NEW YORK -- Years from now, the story will sound implausible. But Dick Groch swears to its validity.

The Yankees had the sixth pick in the annual draft of amateur players in 1992 and were debating whether to take Stanford outfielder Jeffrey Hammonds or a high school shortstop from Michigan named Derek Jeter.

The prevailing wisdom was that Jeter would attend the University of Michigan on scholarship. Team scouting director Bill Livesey suggested to the room that selecting Jeter carried too much risk.

But Groch, then a regional scout for the Yankees, had been watching Jeter for several years. He put his career on the line, insisting that the Yankees take Jeter. Such was his faith in the young man's talent, character and desire to play in pinstripes.

"He's not going to Michigan," Groch said. "The only place he's going is to Cooperstown."

Jeter's path to the Hall of Fame was long ago paved by the four World Series championships he helped win. But he celebrated perhaps his greatest individual accomplishment last night by becoming the player with the most hits in the long history of the Yankees.

Gehrig played for the Yankees from 1923-39, leaving the team because of amyotrophic lateral sclerosis, a fatal disease that took his life in 1941.

"Any time your name is associated with a player of that stature, it's an honor," Jeter said earlier this week. "I grew up a Yankees fan and I played my entire career here. I know what he stood for and what he meant to this organization."
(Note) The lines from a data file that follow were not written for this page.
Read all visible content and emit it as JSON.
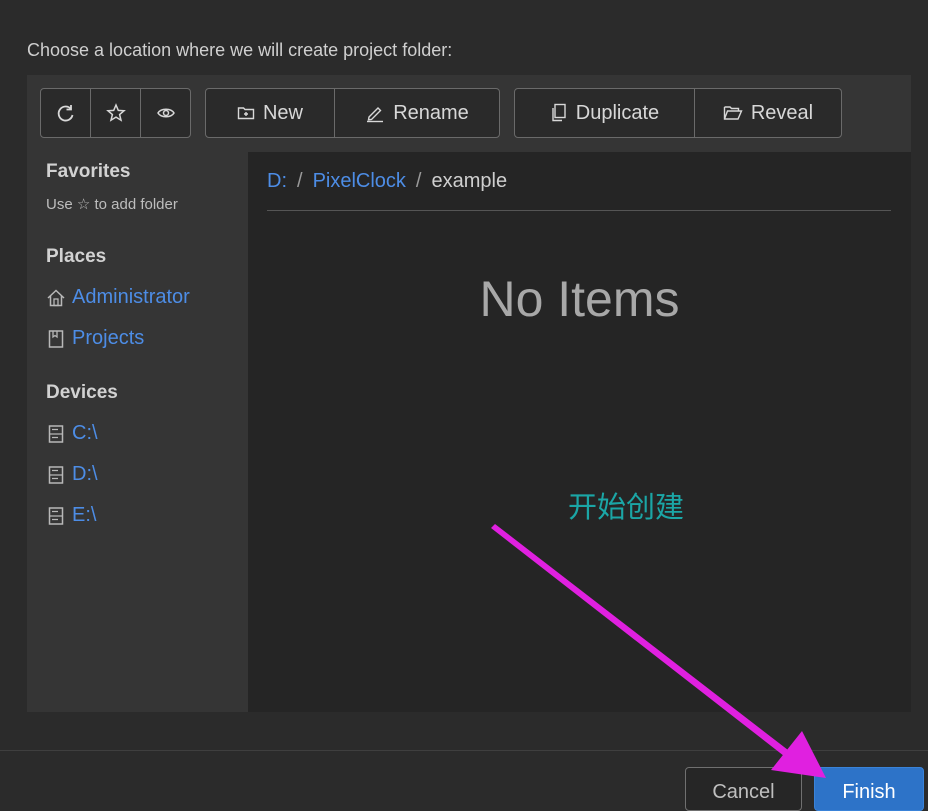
{
  "dialog": {
    "prompt": "Choose a location where we will create project folder:"
  },
  "toolbar": {
    "refresh_icon": "refresh-icon",
    "favorite_icon": "star-icon",
    "visibility_icon": "eye-icon",
    "new_label": "New",
    "rename_label": "Rename",
    "duplicate_label": "Duplicate",
    "reveal_label": "Reveal"
  },
  "sidebar": {
    "favorites_title": "Favorites",
    "favorites_hint": "Use ☆ to add folder",
    "places_title": "Places",
    "places": [
      {
        "label": "Administrator",
        "icon": "home-icon"
      },
      {
        "label": "Projects",
        "icon": "bookmark-icon"
      }
    ],
    "devices_title": "Devices",
    "devices": [
      {
        "label": "C:\\",
        "icon": "drive-icon"
      },
      {
        "label": "D:\\",
        "icon": "drive-icon"
      },
      {
        "label": "E:\\",
        "icon": "drive-icon"
      }
    ]
  },
  "breadcrumb": {
    "root": "D:",
    "parent": "PixelClock",
    "current": "example",
    "separator": "/"
  },
  "main": {
    "empty_text": "No Items"
  },
  "annotation": {
    "text": "开始创建",
    "color": "#1ba6a6",
    "arrow_color": "#e020e0"
  },
  "footer": {
    "cancel_label": "Cancel",
    "finish_label": "Finish"
  }
}
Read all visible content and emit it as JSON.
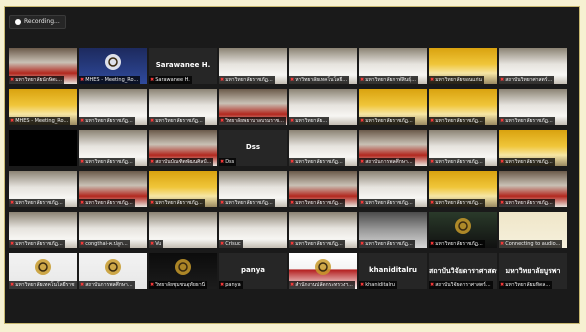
{
  "recording": {
    "label": "Recording...",
    "icon": "record-icon"
  },
  "colors": {
    "background": "#f6f1d2",
    "window": "#1a1a1a",
    "active_border": "#c7d95a",
    "mic_muted": "#ff3a3a"
  },
  "tiles": [
    {
      "label": "มหาวิทยาลัยนักษิตเ...",
      "big_name": "",
      "scene": "room-red"
    },
    {
      "label": "MHES - Meeting_Ro...",
      "big_name": "",
      "scene": "logo-blue"
    },
    {
      "label": "Sarawanee H.",
      "big_name": "Sarawanee H.",
      "scene": "name-only",
      "active": true
    },
    {
      "label": "มหาวิทยาลัยราชภัฏ...",
      "big_name": "",
      "scene": "room-white"
    },
    {
      "label": "หาวิทยาลัยเทคโนโลยี...",
      "big_name": "",
      "scene": "room-white"
    },
    {
      "label": "มหาวิทยาลัยกาฬสินธุ์...",
      "big_name": "",
      "scene": "room-white"
    },
    {
      "label": "มหาวิทยาลัยขอนแก่น",
      "big_name": "",
      "scene": "room-yellow"
    },
    {
      "label": "สถาบันวิทยาศาสตร์...",
      "big_name": "",
      "scene": "room-white"
    },
    {
      "label": "MHES - Meeting_Ro...",
      "big_name": "",
      "scene": "room-yellow"
    },
    {
      "label": "มหาวิทยาลัยราชภัฏ...",
      "big_name": "",
      "scene": "room-white"
    },
    {
      "label": "มหาวิทยาลัยราชภัฏ...",
      "big_name": "",
      "scene": "room-white"
    },
    {
      "label": "วิทยาลัยพยาบาลบรมราช...",
      "big_name": "",
      "scene": "room-red"
    },
    {
      "label": "มหาวิทยาลัย...",
      "big_name": "",
      "scene": "room-white"
    },
    {
      "label": "มหาวิทยาลัยราชภัฏ...",
      "big_name": "",
      "scene": "room-yellow"
    },
    {
      "label": "มหาวิทยาลัยราชภัฏ...",
      "big_name": "",
      "scene": "room-yellow"
    },
    {
      "label": "มหาวิทยาลัยราชภัฏ...",
      "big_name": "",
      "scene": "room-white"
    },
    {
      "label": "",
      "big_name": "",
      "scene": "black"
    },
    {
      "label": "มหาวิทยาลัยราชภัฏ...",
      "big_name": "",
      "scene": "room-white"
    },
    {
      "label": "สถาบันบัณฑิตพัฒนศิลป์...",
      "big_name": "",
      "scene": "room-red"
    },
    {
      "label": "Dss",
      "big_name": "Dss",
      "scene": "name-only"
    },
    {
      "label": "มหาวิทยาลัยราชภัฏ...",
      "big_name": "",
      "scene": "room-white"
    },
    {
      "label": "สถาบันการพลศึกษา...",
      "big_name": "",
      "scene": "room-red"
    },
    {
      "label": "มหาวิทยาลัยราชภัฏ...",
      "big_name": "",
      "scene": "room-white"
    },
    {
      "label": "มหาวิทยาลัยราชภัฏ...",
      "big_name": "",
      "scene": "room-yellow"
    },
    {
      "label": "มหาวิทยาลัยราชภัฏ...",
      "big_name": "",
      "scene": "room-white"
    },
    {
      "label": "มหาวิทยาลัยราชภัฏ...",
      "big_name": "",
      "scene": "room-red"
    },
    {
      "label": "มหาวิทยาลัยราชภัฏ...",
      "big_name": "",
      "scene": "room-yellow"
    },
    {
      "label": "มหาวิทยาลัยราชภัฏ...",
      "big_name": "",
      "scene": "room-white"
    },
    {
      "label": "มหาวิทยาลัยราชภัฏ...",
      "big_name": "",
      "scene": "room-red"
    },
    {
      "label": "มหาวิทยาลัยราชภัฏ...",
      "big_name": "",
      "scene": "room-white"
    },
    {
      "label": "มหาวิทยาลัยราชภัฏ...",
      "big_name": "",
      "scene": "room-yellow"
    },
    {
      "label": "มหาวิทยาลัยราชภัฏ...",
      "big_name": "",
      "scene": "room-red"
    },
    {
      "label": "มหาวิทยาลัยราชภัฏ...",
      "big_name": "",
      "scene": "room-white"
    },
    {
      "label": "congthai-ค.ปลูก...",
      "big_name": "",
      "scene": "room-white"
    },
    {
      "label": "Vu",
      "big_name": "",
      "scene": "room-white"
    },
    {
      "label": "Crisuc",
      "big_name": "",
      "scene": "room-white"
    },
    {
      "label": "มหาวิทยาลัยราชภัฏ...",
      "big_name": "",
      "scene": "room-white"
    },
    {
      "label": "มหาวิทยาลัยราชภัฏ...",
      "big_name": "",
      "scene": "room-grey"
    },
    {
      "label": "มหาวิทยาลัยราชภัฏ...",
      "big_name": "",
      "scene": "emblem-dark"
    },
    {
      "label": "Connecting to audio...",
      "big_name": "",
      "scene": "room-cream"
    },
    {
      "label": "มหาวิทยาลัยเทคโนโลยีราช...",
      "big_name": "",
      "scene": "emblem-white"
    },
    {
      "label": "สถาบันการพลศึกษา...",
      "big_name": "",
      "scene": "emblem-white"
    },
    {
      "label": "วิทยาลัยชุมชนอุทัยธานี",
      "big_name": "",
      "scene": "emblem-black"
    },
    {
      "label": "panya",
      "big_name": "panya",
      "scene": "name-only"
    },
    {
      "label": "สำนักงานปลัดกระทรวงฯ...",
      "big_name": "",
      "scene": "emblem-red"
    },
    {
      "label": "khaniditalru",
      "big_name": "khaniditalru",
      "scene": "name-only"
    },
    {
      "label": "สถาบันวิจัยดาราศาสตร์...",
      "big_name": "สถาบันวิจัยดาราศาสตร",
      "scene": "name-only"
    },
    {
      "label": "มหาวิทยาลัยมหิดล...",
      "big_name": "มหาวิทยาลัยบูรพา",
      "scene": "name-only"
    }
  ]
}
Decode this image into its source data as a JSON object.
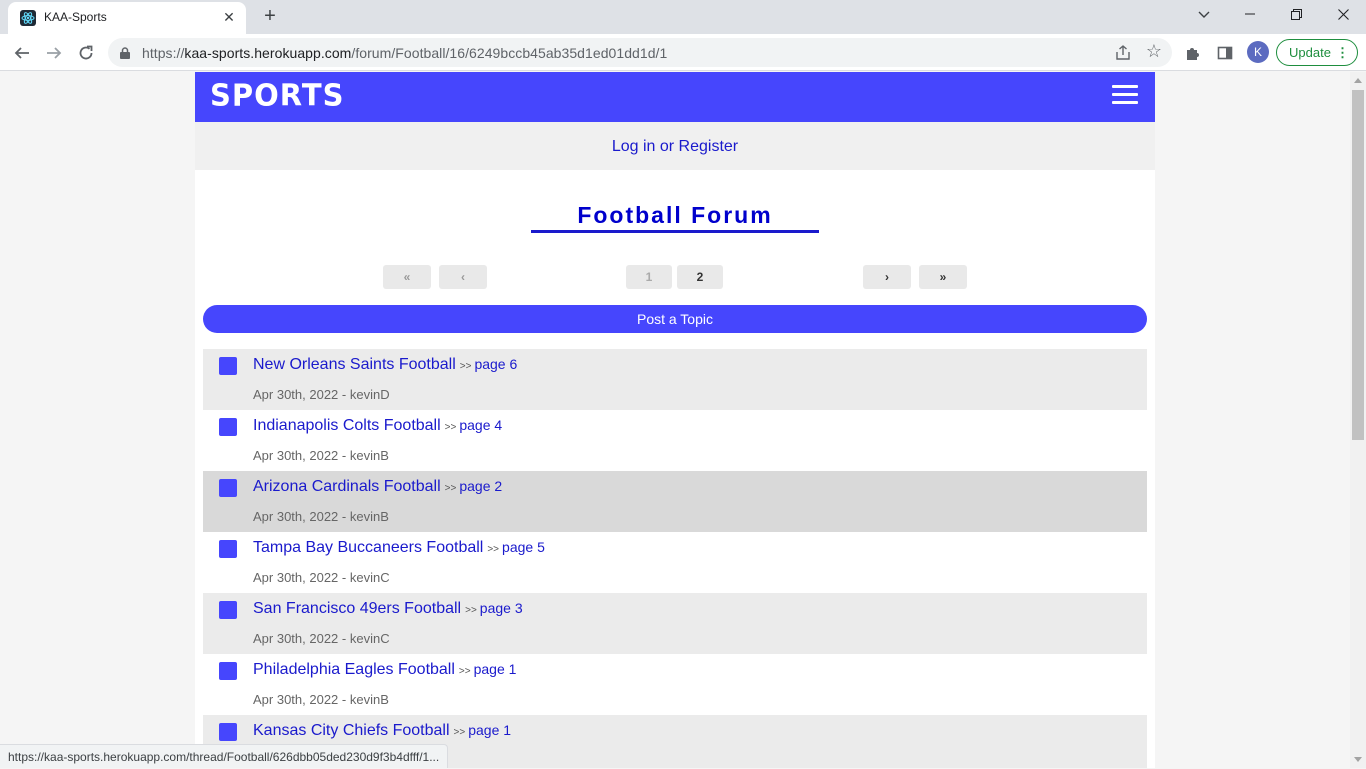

With the Yankees in first place, Jeter has sat uncomfortably in the spotlight in the days leading up to the record-breaking hit, eager to get the focus back on the team and what he considers more important matters. But other milestones seem sure to follow.

The 35-year-old Jeter is on pace to join the exclusive fraternity of players with 3,000 career hits. Some believe he could one day challenge the record of 4,256 held by Pete Rose.

"I'll keep playing as long as it's fun for me," Jeter said. "Right now, it's a lot of fun."

Groch is now an executive with the Milwaukee Brewers and follows Jeter's career daily.

"I can't tell you I'm surprised by what he has done. Derek looked to me like he would be that kind of player," Groch said. "I'm proud of him and I think everybody in baseball is, too. He brings a lot of credit to the game."